Hi,
I am trying to fine tune my parameters in a LinearSVM using libLinear via scikits-learn package. I observe different values of C on different runs on my program which affects the accuracy of my classifier and results in variations. Here's what I do :
X = sparse_feats
Y = target_labels
train, test = iter(StratifiedKFold(Y, 2, indices = True)).next()
C_start, C_end, C_step = -3, 15, 2
# Generate grid search values for C
C_val = 2. ** np.arange(C_start, C_end + C_step, C_step)
print C_val
grid_clf = svm.sparse.LinearSVC()
print grid_clf
linear_SVC_params = {'C': C_val}
grid_search = GridSearchCV(grid_clf , linear_SVC_params, n_jobs = 10, iid = False, score_func = f1_score)

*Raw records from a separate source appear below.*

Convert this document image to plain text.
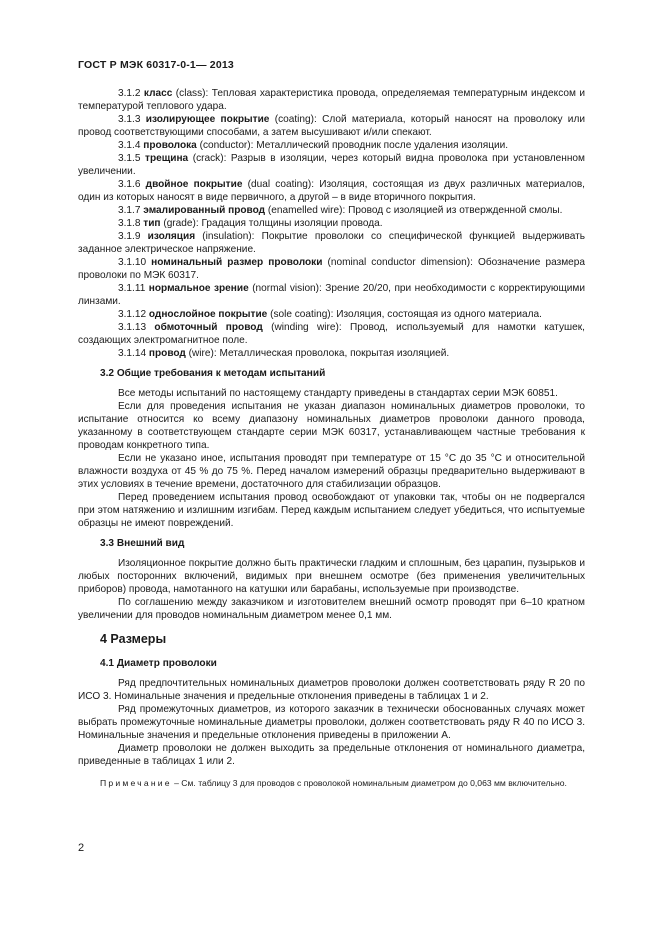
ГОСТ Р МЭК 60317-0-1— 2013

3.1.2 класс (class): Тепловая характеристика провода, определяемая температурным индексом и температурой теплового удара.

3.1.3 изолирующее покрытие (coating): Слой материала, который наносят на проволоку или провод соответствующими способами, а затем высушивают и/или спекают.

3.1.4 проволока (conductor): Металлический проводник после удаления изоляции.

3.1.5 трещина (crack): Разрыв в изоляции, через который видна проволока при установленном увеличении.

3.1.6 двойное покрытие (dual coating): Изоляция, состоящая из двух различных материалов, один из которых наносят в виде первичного, а другой – в виде вторичного покрытия.

3.1.7 эмалированный провод (enamelled wire): Провод с изоляцией из отвержденной смолы.

3.1.8 тип (grade): Градация толщины изоляции провода.

3.1.9 изоляция (insulation): Покрытие проволоки со специфической функцией выдерживать заданное электрическое напряжение.

3.1.10 номинальный размер проволоки (nominal conductor dimension): Обозначение размера проволоки по МЭК 60317.

3.1.11 нормальное зрение (normal vision): Зрение 20/20, при необходимости с корректирующими линзами.

3.1.12 однослойное покрытие (sole coating): Изоляция, состоящая из одного материала.

3.1.13 обмоточный провод (winding wire): Провод, используемый для намотки катушек, создающих электромагнитное поле.

3.1.14 провод (wire): Металлическая проволока, покрытая изоляцией.

3.2 Общие требования к методам испытаний

Все методы испытаний по настоящему стандарту приведены в стандартах серии МЭК 60851.

Если для проведения испытания не указан диапазон номинальных диаметров проволоки, то испытание относится ко всему диапазону номинальных диаметров проволоки данного провода, указанному в соответствующем стандарте серии МЭК 60317, устанавливающем частные требования к проводам конкретного типа.

Если не указано иное, испытания проводят при температуре от 15 °С до 35 °С и относительной влажности воздуха от 45 % до 75 %. Перед началом измерений образцы предварительно выдерживают в этих условиях в течение времени, достаточного для стабилизации образцов.

Перед проведением испытания провод освобождают от упаковки так, чтобы он не подвергался при этом натяжению и излишним изгибам. Перед каждым испытанием следует убедиться, что испытуемые образцы не имеют повреждений.

3.3 Внешний вид

Изоляционное покрытие должно быть практически гладким и сплошным, без царапин, пузырьков и любых посторонних включений, видимых при внешнем осмотре (без применения увеличительных приборов) провода, намотанного на катушки или барабаны, используемые при производстве.

По соглашению между заказчиком и изготовителем внешний осмотр проводят при 6–10 кратном увеличении для проводов номинальным диаметром менее 0,1 мм.

4 Размеры
4.1 Диаметр проволоки

Ряд предпочтительных номинальных диаметров проволоки должен соответствовать ряду R 20 по ИСО 3. Номинальные значения и предельные отклонения приведены в таблицах 1 и 2.

Ряд промежуточных диаметров, из которого заказчик в технически обоснованных случаях может выбрать промежуточные номинальные диаметры проволоки, должен соответствовать ряду R 40 по ИСО 3. Номинальные значения и предельные отклонения приведены в приложении А.

Диаметр проволоки не должен выходить за предельные отклонения от номинального диаметра, приведенные в таблицах 1 или 2.

Примечание – См. таблицу 3 для проводов с проволокой номинальным диаметром до 0,063 мм включительно.

2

grid_search.fit(X[train], Y[train], cv=StratifiedKFold(Y[train], 10))
y_true, y_pred = Y[test], grid_search.predict(X[test])

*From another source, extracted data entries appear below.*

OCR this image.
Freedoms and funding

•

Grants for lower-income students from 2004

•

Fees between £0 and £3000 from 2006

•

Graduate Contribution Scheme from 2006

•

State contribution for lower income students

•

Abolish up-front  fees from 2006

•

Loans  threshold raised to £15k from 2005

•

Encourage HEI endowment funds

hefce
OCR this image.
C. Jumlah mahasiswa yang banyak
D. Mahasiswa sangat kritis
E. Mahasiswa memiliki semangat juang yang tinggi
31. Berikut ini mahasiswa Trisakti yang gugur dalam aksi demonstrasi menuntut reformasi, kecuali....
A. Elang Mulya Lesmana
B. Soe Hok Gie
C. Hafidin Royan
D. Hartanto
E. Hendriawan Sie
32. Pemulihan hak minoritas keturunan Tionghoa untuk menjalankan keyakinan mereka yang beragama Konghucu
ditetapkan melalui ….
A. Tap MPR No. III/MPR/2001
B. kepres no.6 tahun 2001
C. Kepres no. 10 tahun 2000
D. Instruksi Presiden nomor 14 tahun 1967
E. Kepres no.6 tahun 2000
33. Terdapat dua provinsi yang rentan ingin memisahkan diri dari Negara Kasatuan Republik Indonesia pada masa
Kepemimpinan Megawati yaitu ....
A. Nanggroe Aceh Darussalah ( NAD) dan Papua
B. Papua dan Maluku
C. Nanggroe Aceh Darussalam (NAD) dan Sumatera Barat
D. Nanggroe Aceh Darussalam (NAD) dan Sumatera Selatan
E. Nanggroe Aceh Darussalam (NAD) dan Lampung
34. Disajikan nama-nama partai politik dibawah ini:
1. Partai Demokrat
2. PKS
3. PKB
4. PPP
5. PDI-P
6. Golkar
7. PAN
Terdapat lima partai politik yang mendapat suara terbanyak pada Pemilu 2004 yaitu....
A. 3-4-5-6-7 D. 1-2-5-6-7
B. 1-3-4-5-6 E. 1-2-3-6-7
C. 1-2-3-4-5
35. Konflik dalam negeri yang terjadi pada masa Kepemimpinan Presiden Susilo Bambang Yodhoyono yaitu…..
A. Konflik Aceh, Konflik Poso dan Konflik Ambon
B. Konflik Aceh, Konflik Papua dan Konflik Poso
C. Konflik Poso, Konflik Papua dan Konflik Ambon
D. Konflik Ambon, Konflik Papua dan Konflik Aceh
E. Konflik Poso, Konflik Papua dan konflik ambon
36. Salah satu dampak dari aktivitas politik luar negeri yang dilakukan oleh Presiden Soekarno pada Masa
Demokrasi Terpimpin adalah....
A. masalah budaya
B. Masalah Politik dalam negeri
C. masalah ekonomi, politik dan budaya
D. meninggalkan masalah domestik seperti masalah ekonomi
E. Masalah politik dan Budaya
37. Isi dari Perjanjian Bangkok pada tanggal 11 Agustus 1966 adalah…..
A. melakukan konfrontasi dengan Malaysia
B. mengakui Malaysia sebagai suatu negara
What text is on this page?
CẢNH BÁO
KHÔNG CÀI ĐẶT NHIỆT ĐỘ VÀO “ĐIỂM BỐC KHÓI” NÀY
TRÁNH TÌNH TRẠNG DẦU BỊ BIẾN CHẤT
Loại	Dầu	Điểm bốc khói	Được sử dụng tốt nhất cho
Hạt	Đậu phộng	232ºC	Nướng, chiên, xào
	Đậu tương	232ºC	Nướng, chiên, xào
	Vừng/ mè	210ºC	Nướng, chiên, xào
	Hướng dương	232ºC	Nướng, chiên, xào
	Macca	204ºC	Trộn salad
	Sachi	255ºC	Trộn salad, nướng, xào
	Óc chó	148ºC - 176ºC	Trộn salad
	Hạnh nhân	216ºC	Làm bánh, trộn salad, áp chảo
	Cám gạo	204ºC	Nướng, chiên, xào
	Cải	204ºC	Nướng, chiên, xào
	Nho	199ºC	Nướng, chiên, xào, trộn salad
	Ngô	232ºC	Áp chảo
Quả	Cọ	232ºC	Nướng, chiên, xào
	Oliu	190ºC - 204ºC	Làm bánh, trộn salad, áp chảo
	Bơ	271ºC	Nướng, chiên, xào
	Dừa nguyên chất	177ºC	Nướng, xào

print "Classification report for the best estimator: "
print grid_search.best_estimator
print "Tuned for with optimal value: %0.3f" % f1_score(y_true, y_pred)

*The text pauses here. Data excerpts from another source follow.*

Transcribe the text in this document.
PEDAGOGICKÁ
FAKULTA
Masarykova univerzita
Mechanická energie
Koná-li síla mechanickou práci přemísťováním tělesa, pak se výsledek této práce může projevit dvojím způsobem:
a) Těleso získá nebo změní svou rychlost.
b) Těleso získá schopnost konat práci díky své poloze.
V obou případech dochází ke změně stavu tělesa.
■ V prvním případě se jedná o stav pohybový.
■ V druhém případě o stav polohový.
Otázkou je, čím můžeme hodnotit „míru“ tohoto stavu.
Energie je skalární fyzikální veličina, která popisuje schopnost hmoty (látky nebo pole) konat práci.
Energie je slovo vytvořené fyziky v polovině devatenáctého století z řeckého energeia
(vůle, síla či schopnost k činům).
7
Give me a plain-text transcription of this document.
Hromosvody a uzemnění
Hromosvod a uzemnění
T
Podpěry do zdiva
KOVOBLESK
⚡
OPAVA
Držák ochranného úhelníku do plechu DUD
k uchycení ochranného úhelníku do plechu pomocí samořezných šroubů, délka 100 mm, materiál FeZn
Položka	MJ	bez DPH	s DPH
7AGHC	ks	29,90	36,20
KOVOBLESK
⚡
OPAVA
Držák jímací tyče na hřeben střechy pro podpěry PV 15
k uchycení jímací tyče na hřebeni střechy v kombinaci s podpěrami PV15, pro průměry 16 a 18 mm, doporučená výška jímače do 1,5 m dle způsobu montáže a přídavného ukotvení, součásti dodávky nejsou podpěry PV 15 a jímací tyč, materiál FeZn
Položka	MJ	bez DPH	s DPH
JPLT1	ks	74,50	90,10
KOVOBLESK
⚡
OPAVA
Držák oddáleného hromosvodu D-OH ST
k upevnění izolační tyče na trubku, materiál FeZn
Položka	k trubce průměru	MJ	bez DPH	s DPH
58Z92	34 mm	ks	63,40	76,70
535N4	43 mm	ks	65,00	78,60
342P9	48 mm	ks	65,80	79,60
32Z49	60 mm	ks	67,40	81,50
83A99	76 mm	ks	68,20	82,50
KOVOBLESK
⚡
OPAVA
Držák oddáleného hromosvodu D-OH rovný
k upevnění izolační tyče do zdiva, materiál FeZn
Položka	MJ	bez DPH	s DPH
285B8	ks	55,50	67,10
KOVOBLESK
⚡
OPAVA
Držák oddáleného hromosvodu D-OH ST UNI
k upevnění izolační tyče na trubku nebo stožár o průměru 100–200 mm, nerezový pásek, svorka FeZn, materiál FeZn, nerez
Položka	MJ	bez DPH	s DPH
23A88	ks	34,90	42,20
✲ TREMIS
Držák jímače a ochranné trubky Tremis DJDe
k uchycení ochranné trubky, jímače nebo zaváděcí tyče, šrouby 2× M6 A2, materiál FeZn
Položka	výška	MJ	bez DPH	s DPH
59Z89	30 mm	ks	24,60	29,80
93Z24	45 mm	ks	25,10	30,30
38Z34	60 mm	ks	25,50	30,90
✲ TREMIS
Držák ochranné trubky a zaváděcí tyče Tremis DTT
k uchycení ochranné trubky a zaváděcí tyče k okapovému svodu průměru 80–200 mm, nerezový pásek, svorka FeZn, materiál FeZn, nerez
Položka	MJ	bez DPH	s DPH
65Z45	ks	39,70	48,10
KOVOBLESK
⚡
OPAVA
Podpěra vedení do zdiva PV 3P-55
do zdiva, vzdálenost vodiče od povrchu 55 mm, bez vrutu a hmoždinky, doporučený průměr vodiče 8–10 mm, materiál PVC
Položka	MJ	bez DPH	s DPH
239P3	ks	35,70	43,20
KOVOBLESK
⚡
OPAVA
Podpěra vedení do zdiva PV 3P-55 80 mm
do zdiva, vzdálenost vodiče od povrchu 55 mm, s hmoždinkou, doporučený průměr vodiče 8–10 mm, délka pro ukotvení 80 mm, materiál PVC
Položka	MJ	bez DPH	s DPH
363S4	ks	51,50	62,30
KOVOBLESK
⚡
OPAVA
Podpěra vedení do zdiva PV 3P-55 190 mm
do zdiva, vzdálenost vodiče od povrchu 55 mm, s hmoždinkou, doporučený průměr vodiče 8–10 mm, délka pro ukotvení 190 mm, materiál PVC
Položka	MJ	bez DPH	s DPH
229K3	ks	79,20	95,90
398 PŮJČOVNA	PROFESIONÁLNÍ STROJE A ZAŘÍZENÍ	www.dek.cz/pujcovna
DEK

print classification_report(y_true, y_pred)
print "Grid scores:"
pprint(grid_search.grid_scores_)
print "Best score: %0.3f" % grid_search.best_score
best_parameters = grid_search.best_estimator._get_params()
I am not sure why I get different values of C on different runs of my program. I initially felt it may be due to the randomness of the StratifiedKFold function however, I manually sliced the numpy arrays into halves and tried things out but the variations still persist. The C value range is taken from the libSVM guide.
asked
May 18 '11 at 02:25
Dexter
416●24●34●38
Are you getting different values for the best score too? Can you post some output?
Joseph, Here's the variation for C, Accuracy for the same set of features:
C, Accuracy : { 32, 65.07 / 0.5, 63.02 / 128, 61.24 / 8.0, 63.01 / 2.0, 59.76}
A few quick points: - I am training C to be optimized on the the f1_score during the grid search - The Accuracy mentioned above is the accuracy of the classifier after the grid search is performed i.e. I perform the grid search and retrieve the C parameter dynamically and input it to my text classification task where I perform Stratified 10-fold cross validation.